Ce qui a pour conséquence un taux de positivité parmi les plus faibles de l’UE, de 1,6%, loin derrière la Belgique (11,5%) ou la France (11,3%), mais tout de même plus élevé que celui de l’Allemagne (1,4%).

Le taux de reproduction effectif (RT) est un autre indicateur important, qui permet d’estimer le nombre moyen de personnes contaminées par un porteur de virus. Si RT est inférieur à 1, le porteur du virus contamine moins d’une personne (l’épidémie est donc en récession).

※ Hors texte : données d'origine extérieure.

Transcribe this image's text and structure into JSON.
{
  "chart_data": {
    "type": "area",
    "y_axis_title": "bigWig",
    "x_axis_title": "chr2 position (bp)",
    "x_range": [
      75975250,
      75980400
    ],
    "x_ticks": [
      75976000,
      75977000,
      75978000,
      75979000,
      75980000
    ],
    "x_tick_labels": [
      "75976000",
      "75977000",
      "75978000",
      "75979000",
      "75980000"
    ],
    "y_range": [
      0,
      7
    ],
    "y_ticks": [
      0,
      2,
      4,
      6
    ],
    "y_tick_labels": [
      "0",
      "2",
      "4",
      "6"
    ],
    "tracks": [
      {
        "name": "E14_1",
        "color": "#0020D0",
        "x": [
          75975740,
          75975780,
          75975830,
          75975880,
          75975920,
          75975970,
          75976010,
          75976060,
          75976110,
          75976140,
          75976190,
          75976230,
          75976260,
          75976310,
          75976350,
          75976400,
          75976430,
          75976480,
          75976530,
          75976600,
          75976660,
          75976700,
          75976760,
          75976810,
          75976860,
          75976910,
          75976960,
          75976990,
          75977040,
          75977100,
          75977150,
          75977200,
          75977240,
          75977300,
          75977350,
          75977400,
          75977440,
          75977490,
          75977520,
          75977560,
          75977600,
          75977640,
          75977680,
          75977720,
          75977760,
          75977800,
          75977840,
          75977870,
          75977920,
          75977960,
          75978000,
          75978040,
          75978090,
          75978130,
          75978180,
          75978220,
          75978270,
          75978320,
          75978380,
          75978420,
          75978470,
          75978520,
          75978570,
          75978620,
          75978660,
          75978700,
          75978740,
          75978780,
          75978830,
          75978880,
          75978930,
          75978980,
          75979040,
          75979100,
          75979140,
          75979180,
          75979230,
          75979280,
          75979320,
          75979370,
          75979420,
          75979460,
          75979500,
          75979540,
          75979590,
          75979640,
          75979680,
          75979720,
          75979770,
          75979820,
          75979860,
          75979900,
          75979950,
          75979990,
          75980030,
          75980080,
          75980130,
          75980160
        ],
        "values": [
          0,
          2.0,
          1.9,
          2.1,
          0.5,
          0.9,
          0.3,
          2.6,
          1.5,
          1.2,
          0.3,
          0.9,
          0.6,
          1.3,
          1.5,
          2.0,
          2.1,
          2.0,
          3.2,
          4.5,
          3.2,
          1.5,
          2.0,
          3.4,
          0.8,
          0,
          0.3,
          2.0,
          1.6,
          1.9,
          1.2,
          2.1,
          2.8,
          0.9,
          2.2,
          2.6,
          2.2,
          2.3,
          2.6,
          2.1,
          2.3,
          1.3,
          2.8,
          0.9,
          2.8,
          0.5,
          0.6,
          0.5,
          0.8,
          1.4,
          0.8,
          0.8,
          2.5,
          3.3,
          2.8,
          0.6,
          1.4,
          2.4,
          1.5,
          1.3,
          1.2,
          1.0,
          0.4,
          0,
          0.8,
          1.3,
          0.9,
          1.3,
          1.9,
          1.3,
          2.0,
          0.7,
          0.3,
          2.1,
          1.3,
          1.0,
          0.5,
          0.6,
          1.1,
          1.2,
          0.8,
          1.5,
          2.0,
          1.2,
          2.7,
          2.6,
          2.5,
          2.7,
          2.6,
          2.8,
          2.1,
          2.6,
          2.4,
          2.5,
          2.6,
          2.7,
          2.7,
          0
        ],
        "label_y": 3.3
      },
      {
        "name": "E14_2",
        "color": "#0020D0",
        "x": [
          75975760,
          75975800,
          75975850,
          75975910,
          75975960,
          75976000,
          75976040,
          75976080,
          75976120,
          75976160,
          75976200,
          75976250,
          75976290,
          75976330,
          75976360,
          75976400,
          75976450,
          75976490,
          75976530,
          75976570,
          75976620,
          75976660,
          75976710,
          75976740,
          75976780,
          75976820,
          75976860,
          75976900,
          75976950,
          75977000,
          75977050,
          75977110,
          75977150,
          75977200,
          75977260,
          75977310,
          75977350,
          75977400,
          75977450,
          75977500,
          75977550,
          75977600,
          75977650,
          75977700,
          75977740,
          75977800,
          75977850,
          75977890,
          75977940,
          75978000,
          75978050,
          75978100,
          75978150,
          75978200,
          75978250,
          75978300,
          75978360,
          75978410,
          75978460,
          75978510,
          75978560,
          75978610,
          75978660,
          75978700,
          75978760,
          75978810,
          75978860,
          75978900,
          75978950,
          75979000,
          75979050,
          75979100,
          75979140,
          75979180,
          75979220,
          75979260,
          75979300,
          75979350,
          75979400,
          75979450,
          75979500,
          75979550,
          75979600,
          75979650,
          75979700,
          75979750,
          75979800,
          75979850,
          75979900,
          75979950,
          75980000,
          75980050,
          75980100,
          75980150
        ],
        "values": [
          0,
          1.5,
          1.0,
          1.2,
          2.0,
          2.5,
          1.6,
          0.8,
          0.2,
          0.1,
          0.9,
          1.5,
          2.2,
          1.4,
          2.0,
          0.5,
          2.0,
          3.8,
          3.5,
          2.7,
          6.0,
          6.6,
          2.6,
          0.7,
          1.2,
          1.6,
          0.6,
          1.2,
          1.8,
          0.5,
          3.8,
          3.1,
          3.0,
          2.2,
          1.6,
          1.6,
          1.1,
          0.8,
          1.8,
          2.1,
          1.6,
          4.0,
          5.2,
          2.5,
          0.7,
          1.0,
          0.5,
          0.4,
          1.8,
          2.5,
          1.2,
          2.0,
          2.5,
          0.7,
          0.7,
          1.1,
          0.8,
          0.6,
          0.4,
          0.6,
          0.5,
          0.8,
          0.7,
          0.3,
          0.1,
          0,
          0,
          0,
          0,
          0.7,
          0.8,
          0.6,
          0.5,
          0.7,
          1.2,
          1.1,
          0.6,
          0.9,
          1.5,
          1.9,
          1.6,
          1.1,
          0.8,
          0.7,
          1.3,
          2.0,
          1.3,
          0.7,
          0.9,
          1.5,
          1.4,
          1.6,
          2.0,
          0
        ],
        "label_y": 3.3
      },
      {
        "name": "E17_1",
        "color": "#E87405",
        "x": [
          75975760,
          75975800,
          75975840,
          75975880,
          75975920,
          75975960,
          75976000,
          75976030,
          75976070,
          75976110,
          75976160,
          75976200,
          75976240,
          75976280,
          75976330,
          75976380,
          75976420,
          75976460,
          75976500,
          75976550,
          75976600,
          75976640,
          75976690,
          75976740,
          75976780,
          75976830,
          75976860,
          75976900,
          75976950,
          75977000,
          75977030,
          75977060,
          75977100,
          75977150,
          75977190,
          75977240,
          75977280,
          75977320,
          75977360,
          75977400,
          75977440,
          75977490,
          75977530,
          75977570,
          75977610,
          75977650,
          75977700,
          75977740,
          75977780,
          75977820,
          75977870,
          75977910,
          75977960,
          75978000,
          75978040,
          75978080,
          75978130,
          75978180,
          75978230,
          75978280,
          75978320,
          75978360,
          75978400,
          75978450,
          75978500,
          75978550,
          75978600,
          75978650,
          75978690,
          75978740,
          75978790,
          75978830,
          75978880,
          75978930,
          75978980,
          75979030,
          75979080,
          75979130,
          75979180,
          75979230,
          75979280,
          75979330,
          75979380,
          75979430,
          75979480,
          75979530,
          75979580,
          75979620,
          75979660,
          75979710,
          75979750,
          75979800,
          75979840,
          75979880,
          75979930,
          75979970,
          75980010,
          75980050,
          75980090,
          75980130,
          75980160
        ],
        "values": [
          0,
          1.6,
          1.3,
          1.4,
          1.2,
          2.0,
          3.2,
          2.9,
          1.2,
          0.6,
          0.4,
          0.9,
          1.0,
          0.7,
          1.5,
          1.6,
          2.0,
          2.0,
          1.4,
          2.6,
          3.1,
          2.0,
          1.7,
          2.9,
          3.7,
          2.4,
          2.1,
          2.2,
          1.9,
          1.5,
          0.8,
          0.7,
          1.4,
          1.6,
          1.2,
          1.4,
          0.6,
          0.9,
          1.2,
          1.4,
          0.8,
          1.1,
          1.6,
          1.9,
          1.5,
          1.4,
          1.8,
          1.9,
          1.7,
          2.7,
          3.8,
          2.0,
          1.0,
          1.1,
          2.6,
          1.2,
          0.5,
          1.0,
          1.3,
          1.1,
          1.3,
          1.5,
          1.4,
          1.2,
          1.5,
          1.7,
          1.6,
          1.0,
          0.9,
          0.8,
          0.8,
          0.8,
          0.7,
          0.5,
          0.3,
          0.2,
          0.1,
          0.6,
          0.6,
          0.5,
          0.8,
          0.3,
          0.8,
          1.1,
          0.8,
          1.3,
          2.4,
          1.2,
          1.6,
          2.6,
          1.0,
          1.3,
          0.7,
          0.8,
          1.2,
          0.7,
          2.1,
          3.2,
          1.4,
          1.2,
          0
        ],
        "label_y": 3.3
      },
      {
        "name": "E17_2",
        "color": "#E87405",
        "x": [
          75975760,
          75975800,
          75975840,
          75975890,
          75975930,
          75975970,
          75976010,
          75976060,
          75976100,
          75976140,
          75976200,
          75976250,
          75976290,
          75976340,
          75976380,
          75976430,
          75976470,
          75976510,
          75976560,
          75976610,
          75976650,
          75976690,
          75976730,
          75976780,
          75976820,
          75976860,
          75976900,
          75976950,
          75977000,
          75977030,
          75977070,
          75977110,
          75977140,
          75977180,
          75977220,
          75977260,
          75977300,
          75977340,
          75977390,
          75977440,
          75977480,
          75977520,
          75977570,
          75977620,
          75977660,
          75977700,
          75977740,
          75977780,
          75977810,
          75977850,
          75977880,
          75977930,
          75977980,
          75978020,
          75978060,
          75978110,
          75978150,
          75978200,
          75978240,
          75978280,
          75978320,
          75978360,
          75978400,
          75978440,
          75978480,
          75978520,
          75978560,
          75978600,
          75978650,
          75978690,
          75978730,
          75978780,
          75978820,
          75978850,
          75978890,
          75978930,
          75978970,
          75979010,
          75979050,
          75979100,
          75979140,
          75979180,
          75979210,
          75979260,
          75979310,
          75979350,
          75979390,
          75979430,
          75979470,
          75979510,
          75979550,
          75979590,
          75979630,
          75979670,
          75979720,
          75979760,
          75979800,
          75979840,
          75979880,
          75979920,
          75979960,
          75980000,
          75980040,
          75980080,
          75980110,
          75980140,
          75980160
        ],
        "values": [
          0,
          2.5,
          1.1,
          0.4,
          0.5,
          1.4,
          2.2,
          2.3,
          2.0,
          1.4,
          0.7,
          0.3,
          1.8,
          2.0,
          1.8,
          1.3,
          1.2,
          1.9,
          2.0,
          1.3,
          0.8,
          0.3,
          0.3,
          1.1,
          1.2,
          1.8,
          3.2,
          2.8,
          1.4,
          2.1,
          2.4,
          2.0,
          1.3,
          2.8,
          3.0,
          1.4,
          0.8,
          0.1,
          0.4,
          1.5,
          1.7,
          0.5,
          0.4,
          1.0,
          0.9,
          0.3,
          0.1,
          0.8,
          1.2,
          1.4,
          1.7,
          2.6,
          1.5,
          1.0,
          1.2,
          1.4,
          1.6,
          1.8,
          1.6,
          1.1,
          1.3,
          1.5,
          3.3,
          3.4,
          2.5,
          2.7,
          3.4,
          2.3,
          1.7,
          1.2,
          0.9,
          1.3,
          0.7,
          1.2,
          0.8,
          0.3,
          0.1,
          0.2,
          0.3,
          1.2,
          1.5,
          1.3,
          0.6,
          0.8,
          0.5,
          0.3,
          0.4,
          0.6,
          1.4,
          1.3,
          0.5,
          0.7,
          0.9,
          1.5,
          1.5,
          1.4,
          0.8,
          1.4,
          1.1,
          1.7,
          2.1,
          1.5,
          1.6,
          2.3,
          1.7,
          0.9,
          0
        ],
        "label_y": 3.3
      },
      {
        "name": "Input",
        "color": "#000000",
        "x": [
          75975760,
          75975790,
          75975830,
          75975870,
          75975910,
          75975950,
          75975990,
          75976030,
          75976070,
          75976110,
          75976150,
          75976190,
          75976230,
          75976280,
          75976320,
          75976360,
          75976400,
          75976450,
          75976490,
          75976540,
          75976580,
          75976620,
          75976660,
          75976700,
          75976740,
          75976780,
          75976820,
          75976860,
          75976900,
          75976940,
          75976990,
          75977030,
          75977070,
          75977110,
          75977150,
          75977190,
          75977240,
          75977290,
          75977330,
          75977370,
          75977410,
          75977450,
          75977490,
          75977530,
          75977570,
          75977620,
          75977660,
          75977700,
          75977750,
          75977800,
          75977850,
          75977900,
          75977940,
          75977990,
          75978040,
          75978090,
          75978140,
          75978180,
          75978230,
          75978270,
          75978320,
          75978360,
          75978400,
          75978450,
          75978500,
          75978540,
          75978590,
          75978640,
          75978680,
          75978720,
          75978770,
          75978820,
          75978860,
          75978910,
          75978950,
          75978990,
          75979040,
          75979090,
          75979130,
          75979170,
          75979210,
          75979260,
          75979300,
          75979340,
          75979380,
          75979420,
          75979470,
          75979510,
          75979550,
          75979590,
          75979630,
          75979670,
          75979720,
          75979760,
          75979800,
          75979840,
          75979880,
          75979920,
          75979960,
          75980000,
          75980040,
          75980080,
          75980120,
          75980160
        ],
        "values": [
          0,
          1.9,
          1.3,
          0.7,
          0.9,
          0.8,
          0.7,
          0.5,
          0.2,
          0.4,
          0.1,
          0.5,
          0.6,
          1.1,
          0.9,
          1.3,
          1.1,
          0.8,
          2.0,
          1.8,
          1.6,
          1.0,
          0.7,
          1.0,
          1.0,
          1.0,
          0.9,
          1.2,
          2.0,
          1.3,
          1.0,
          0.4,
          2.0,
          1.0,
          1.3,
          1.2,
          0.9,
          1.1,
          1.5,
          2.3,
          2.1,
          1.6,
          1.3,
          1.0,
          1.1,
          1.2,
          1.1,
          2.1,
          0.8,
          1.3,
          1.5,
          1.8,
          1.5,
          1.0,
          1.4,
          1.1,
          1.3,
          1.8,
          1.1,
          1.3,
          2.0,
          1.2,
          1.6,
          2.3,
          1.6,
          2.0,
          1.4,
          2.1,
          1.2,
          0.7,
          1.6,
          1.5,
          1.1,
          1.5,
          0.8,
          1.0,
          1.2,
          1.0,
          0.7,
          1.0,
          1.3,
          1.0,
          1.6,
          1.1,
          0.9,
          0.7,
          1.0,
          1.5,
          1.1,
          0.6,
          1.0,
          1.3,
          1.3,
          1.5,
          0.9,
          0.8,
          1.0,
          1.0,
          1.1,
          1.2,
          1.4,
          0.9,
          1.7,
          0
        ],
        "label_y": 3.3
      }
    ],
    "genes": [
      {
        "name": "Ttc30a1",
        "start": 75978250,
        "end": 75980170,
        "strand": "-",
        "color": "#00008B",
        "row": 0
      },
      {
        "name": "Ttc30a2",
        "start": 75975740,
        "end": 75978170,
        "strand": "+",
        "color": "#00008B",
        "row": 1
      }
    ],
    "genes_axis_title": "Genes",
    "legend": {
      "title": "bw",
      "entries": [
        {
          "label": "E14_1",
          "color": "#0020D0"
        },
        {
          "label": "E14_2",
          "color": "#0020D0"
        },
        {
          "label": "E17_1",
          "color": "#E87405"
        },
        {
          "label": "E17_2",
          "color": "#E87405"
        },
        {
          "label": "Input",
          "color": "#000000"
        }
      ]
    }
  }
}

Et s’il est supérieur à 1, il contamine plus d’une personne (l’épidémie est donc en augmentation).

Au Luxembourg, le RT, en augmentation depuis le début du mois d’octobre, s’établit le 18 octobre à 1,2. L’épidémie est donc en augmentation, une personne infectée contaminant en moyenne un peu plus d’une personne.

Cependant, cet indicateur serait à appréhender avec prudence. «Lorsque le nombre de cas est faible, ce nombre est particulièrement sensible aux variations, même faibles, du nombre de cas», prévient le site du ministère de la Santé français. Dans ce cas, «le RT peut rapidement augmenter sans toutefois signifier une reprise de circulation active intense du virus. […] Il faut donc interpréter cet indicateur à l’aune de son évolution dans le temps.»

L’observation de l’ensemble de ces indicateurs permet donc d’appréhender plus finement la dynamique de l’épidémie qu’en ne prenant en considération que le nombre de nouveaux cas ou le taux d’incidence.

«Tout le monde doit veiller dans les prochains jours et les prochaines semaines à l’évolution des chiffres», a expliqué dimanche le Premier ministre, Xavier Bettel (DP). «On ne peut rien exclure», a-t-il insisté, d’autant que ces chiffres devraient continuer à augmenter cette semaine, selon lui. Un prochain conseil de gouvernement est pour l’instant prévu pour vendredi. Sauf difficultés dans les hôpitaux, auquel cas des mesures plus restrictives pourraient être adoptées plus rapidement.